On day three, after a pre-start meeting to discuss the day’s work, it was time to get the engine back in. We got the lift frame installed on the engine, and the fun began. The installation process is very much the same as the removal process, only reversed. To get the engine from the workshop floor to resting on the engine mounts took several hours, after some tight fits and slow-going to avoid damaging anything. We had to watch the hoses and electrical cables — if any were crushed we would potentially need to remove the engine again. Luckily we didn’t have any problems with the installation. The afternoon saw us installing all the hoses and cables, which went without any major problems.

On day four we had to torque up the engine mount’s drive shaft and lastly install the exhaust. We primed the fuel and then crossed the old finger and pushed the start button… Sweet sound of success! We cleaned up the area, put the seats back in place (so that we can drive it without sitting on milk crates), then it was time for a test drive. Not a problem.

Thanks to the entire station for their assistance in completing the repair, in particular Ewan and Chris for driving it at the time. You saved us a whole lot of trouble later on.

Station Mechanical Supervisor

The nights are getting shorter

It has been over six months since we arrived at Mawson station and I have found myself trawling through the pictures that I have taken since getting here. I remember the outgoing chef telling me that the time would fly and to enjoy every minute of it. No sooner it’s a new month and I’m getting out the chip rations than it’s the end of the month, all the chips are gone and I’m getting out the next month’s rations! You look at the date and think to yourself, “where did the last four weeks go?”. The days are starting to get longer and on the walk to work you notice that the blizz tails that were everywhere are starting to melt out and expose the bare rock that has been hidden for the last five months.
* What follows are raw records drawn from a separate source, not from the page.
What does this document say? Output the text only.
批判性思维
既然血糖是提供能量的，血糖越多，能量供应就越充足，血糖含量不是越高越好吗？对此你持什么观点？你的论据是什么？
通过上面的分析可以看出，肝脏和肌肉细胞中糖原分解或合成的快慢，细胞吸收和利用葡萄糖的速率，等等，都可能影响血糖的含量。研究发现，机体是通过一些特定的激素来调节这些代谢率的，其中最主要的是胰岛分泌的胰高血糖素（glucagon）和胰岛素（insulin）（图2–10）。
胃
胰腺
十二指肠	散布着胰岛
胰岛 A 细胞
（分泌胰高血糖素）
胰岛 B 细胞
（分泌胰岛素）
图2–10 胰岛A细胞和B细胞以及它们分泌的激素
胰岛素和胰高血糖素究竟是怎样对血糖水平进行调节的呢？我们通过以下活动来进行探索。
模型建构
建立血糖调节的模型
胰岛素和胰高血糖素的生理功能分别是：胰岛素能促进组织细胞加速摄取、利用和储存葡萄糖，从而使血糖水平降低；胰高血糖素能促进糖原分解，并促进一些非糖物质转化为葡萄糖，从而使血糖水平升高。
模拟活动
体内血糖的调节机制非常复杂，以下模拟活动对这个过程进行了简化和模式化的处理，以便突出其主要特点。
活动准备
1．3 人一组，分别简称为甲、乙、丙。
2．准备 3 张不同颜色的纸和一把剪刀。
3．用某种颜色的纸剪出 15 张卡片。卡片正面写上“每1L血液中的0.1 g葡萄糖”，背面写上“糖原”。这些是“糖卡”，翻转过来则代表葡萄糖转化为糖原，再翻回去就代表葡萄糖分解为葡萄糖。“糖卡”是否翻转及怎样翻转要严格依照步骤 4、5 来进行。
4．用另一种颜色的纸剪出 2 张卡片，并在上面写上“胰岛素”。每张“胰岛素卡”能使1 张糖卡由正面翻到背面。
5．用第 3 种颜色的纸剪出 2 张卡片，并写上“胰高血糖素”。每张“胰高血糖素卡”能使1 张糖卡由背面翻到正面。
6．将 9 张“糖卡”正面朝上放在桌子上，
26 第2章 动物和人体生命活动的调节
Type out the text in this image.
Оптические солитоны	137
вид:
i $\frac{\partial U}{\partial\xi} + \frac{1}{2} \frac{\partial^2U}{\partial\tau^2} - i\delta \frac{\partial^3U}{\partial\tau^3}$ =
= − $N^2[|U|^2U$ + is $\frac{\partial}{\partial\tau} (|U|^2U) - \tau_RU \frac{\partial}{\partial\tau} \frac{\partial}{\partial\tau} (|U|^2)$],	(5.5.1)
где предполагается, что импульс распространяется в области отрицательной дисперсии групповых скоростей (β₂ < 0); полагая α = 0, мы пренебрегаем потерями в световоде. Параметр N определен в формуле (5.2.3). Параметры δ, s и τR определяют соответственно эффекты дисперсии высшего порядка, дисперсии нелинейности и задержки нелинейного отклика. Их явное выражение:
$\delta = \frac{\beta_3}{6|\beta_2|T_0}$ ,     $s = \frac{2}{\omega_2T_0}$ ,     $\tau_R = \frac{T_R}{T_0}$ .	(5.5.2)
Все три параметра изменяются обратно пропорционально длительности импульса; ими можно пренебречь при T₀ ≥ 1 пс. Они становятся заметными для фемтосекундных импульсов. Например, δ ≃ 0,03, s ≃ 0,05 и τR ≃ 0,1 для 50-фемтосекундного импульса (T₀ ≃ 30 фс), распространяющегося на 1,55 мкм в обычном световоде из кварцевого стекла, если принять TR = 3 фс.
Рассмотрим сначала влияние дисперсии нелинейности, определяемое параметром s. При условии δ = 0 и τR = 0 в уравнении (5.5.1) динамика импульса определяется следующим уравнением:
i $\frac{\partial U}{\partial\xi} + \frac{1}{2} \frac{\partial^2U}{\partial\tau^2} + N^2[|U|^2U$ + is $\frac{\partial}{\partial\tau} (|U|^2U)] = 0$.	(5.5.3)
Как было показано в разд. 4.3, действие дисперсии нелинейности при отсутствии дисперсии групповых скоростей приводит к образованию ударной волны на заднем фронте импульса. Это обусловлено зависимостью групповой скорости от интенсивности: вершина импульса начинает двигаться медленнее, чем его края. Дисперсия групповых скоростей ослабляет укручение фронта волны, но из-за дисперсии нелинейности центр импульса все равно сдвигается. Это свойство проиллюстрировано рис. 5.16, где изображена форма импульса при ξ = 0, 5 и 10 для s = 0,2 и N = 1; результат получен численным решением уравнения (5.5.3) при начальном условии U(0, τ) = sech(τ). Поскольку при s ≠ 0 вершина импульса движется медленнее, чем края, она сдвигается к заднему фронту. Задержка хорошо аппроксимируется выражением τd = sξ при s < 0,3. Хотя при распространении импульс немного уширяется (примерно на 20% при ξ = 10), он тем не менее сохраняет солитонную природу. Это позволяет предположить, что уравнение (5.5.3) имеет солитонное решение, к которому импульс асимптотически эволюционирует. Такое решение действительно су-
There are little pools of melt water starting to form on the edges of the sea ice and you can feel the warmth of the sun even though it’s still −19°C.
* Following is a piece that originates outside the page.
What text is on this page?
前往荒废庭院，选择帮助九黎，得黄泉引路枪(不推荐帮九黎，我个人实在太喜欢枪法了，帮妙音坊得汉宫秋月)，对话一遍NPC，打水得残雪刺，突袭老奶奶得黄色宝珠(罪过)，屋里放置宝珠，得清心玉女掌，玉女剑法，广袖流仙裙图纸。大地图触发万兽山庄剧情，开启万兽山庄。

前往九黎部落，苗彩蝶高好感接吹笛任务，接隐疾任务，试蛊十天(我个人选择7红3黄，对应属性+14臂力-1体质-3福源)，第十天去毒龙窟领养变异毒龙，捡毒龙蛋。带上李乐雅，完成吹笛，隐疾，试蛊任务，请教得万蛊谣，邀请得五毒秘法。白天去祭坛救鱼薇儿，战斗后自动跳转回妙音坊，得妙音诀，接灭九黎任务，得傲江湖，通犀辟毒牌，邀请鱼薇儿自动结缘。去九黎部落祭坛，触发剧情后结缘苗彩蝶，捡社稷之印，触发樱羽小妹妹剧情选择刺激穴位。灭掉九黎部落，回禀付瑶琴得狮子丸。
The longer days mean shorter nights, which is a nice thing, but all this extra sunshine is at the detriment of the Aurora Australis or southern lights. Aurora is the name given to light emitted when the upper atmosphere is hit by energetic charged particles, principally electrons, travelling along magnetic field lines. Energetic electrons impact a gas that then emits light, and this is the same process that operates in a fluorescent tube or neon light. Auroras occur in an oval around the magnetic poles in both hemispheres. The aurora results from the interaction of the solar wind and the earth’s magnetic field. Some energy released in this interaction is transferred to charged particles which travel along the magnetic field lines into both polar regions. The stronger the interaction of the solar wind with the earth’s magnetic field, the more equator-ward the oval of auroral activity extends.

The colours in the aurora result from light (‘photons’) from specific energy level transitions in excited atoms, molecules and ions of the upper atmosphere, returning to their lowest energy state. There are thousands of individual colours in an auroral display, but three are dominant in the visible spectrum: green (the brightest) and red are emitted by oxygen atoms, and violet from a nitrogen molecular ion. The combination of green, red and purple emissions may give aurora a ‘whiteish’ appearance. I personally have only really seen this whiteish and very faint green aurora in the sky, but when you take a picture is when all the colours come out. I have spent many hours outside in −18°C to −25°C temperatures with many layers of clothes on to get that amazing aurora shot. I had one of the other expeditioners give me a few pointers on how to use my camera, and I’m so grateful (who knew that you needed to adjust the focus ring on your camera for a better picture!). So after being armed with this new information about my camera, lets just say that the first hundred or so aurora shots got binned and the next hundred shots made up for it. The way the aurora dances across the inky blue of the night sky is a sight to behold. It is one of the most beautiful things I've been lucky to see since I have been down here. Fingers crossed there will be one tonight.